What is PAD: Symptoms and Causes You Need to Know!

Peripheral artery disease, or PAD, is defined as the gradual onset of cramping pain or tiredness in the calf, thigh, hip, or buttocks that occurs because arterial blood flow cannot keep up with the increased demand of exercise. This is known as claudication. The reduction, or loss, of arterial blood flow to the legs can lead to ulceration and gangrene, and eventually amputation. PAD is caused by the build-up of hardened cholesterol and plaque that narrows the aorta and other arteries leading into, and in, the legs that results in reduce or absent blood flow.

Diagnosing Procedure: The Ankle Brachial Index (ABI) Test

People who suffer from this common circulatory problem usually have characteristic signs and symptoms that include pain or tiredness in the buttocks or legs that worsens with activity and improves with rest. Atypical symptoms such as impotence may be present. The ankle brachial index, or ABI, is key in diagnosing PAD. This is a measurement of the ratio of the blood pressure in the ankle to the blood pressure in the arm. An ABI that is less than 0.9 is suggestive of PAD. Special CT scans and MRI’s can be used to evaluate for blockage in the arteries and more invasive angiography can be used as well with interventions to open blocked arteries performed at the same time.
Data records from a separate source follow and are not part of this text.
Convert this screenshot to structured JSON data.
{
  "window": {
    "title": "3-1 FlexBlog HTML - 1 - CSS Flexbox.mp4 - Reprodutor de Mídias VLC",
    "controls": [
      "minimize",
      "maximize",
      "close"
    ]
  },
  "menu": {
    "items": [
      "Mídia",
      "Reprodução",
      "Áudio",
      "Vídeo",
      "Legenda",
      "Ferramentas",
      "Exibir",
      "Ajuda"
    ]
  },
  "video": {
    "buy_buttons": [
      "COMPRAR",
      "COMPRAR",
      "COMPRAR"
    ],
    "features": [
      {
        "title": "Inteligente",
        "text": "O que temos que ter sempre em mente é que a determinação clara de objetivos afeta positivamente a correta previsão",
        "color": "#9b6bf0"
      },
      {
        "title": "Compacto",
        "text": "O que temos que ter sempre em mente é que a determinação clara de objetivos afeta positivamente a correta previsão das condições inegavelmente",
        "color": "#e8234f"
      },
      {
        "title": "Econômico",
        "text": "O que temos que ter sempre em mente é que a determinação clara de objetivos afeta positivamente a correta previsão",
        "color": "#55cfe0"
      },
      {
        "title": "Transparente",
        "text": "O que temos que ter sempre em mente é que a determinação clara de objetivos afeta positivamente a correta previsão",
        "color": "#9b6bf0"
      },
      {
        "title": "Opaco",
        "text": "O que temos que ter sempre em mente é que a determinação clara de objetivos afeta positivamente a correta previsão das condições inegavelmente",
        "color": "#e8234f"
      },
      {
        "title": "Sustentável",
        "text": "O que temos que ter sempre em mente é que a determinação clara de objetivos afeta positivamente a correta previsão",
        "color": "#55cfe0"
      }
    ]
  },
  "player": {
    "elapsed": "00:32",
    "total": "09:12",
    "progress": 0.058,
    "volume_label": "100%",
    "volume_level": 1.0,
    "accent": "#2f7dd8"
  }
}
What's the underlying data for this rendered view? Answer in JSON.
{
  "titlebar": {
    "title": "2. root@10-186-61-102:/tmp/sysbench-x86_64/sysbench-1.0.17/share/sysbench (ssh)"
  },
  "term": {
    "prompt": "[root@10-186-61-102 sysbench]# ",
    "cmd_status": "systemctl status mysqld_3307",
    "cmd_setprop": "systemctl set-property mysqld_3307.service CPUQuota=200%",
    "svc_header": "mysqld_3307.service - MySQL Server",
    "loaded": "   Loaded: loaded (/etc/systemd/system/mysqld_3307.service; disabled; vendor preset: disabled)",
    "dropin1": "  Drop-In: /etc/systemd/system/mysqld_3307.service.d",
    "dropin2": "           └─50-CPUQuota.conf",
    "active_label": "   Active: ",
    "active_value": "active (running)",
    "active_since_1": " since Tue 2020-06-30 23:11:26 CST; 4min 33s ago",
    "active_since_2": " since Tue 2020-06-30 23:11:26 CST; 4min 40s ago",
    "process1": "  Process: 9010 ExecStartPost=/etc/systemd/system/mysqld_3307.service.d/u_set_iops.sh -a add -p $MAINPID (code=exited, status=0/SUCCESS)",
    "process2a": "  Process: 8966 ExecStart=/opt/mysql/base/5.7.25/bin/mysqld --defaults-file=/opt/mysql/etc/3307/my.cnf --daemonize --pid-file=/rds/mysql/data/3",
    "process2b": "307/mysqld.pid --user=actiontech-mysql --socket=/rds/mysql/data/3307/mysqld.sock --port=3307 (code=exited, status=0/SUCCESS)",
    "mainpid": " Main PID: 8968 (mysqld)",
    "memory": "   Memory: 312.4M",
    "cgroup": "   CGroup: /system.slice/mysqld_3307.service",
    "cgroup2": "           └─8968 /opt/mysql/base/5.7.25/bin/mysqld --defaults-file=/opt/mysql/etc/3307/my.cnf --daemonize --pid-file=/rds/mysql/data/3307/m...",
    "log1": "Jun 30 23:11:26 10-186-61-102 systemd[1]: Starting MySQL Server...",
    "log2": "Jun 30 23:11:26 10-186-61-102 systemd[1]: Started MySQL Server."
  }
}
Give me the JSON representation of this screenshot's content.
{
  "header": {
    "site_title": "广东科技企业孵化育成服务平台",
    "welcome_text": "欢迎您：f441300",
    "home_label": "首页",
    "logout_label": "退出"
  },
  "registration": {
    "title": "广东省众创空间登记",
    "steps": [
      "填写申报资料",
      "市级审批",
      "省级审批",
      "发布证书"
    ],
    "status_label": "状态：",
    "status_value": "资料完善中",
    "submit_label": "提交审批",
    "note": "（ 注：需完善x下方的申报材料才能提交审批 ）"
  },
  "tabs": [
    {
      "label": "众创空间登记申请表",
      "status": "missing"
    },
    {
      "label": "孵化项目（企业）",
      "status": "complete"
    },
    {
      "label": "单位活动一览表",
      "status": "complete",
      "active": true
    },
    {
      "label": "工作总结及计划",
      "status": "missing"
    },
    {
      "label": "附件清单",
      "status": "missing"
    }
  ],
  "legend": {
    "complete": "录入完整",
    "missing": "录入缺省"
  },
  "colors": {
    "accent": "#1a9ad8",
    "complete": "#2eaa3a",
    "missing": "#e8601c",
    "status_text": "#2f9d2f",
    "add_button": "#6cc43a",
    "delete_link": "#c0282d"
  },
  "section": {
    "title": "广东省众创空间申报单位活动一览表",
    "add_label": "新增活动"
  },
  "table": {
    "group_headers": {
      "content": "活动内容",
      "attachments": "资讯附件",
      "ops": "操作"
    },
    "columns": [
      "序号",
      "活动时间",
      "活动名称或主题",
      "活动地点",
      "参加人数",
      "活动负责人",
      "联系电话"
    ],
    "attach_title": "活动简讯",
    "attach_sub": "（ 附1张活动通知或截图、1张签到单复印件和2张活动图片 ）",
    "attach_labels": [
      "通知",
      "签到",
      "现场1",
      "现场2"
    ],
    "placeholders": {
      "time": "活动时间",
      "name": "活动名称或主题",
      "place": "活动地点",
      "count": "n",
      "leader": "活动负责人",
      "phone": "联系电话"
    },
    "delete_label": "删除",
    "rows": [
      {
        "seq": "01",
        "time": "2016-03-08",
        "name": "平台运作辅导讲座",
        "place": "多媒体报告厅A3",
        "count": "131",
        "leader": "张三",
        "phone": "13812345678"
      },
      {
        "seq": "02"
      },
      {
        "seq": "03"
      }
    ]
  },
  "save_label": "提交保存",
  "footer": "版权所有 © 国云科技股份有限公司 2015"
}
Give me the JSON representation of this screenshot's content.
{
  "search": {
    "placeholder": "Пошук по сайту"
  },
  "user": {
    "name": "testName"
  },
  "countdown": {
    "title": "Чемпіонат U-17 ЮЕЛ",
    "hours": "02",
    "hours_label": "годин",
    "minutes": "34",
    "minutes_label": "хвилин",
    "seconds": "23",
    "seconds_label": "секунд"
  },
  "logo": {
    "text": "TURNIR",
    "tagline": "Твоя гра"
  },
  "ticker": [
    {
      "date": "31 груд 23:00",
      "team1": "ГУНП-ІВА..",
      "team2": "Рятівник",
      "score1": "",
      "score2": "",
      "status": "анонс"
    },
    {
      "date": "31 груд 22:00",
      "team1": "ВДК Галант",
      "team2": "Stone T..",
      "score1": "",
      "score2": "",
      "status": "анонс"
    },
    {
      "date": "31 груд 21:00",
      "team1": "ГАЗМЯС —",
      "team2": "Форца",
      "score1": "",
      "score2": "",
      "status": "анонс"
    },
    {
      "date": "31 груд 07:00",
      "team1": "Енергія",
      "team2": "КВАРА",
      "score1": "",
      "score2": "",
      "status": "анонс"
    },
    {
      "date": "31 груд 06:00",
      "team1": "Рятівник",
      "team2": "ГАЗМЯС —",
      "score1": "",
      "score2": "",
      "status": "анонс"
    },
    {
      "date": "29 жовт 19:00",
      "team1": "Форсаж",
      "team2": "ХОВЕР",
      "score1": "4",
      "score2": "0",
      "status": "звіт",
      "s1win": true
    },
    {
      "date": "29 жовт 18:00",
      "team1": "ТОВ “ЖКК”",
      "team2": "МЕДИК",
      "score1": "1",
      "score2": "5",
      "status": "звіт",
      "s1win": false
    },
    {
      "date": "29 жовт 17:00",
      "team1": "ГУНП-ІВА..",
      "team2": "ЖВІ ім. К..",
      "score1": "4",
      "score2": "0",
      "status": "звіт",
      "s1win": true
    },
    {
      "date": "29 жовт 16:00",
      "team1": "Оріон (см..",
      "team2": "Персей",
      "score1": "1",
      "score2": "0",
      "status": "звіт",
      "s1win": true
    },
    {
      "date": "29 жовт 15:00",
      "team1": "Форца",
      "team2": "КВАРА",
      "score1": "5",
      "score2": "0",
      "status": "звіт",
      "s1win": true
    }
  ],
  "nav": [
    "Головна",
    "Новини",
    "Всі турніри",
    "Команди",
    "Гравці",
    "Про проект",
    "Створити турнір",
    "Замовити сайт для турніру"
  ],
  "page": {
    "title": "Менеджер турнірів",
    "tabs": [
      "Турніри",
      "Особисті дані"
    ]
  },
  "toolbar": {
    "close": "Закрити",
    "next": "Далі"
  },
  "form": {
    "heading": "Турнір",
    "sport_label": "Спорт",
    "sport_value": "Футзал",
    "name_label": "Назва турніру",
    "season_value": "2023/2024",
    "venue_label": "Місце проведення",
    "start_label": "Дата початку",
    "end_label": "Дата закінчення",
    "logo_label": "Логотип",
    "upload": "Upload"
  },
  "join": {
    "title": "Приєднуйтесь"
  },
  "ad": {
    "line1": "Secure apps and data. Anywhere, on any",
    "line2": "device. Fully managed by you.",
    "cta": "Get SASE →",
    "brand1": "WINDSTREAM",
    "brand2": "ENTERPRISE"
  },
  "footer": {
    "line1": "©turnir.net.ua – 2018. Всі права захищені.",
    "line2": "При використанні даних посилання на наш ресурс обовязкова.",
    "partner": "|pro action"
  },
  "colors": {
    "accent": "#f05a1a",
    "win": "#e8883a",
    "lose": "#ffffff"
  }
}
Like most chronic medical conditions, treatment of PAD is multifactorial and begins with therapeutic lifestyle changes or lifestyle modification.

Learn How to Treat PAD Naturally  

Like most chronic medical conditions, treatment of PAD is multifactorial and begins with therapeutic lifestyle changes or lifestyle modification. These lifestyle changes include eating a healthy diet, maintaining a healthy weight, increased activity, and tobacco cessation. Control of other modifiable risk factors such as high blood sugar, high blood pressure, and high cholesterol is central in the long-term treatment and prevention of peripheral arterial disease.

Surgical Treatment for Acute Complications

People with PAD are often prescribed a walking program and medications such as pletal or trental that may improve blood flow to the legs. Cases that do not respond to conservative management with lifestyle changes and medications, or develop acute complications, such as loss of pulse, require surgery to bypass the blocked arteries or placement of stents to restore blood flow. Unfortunately, amputation is sometimes required when gangrene is present and the limb can no longer be salvaged.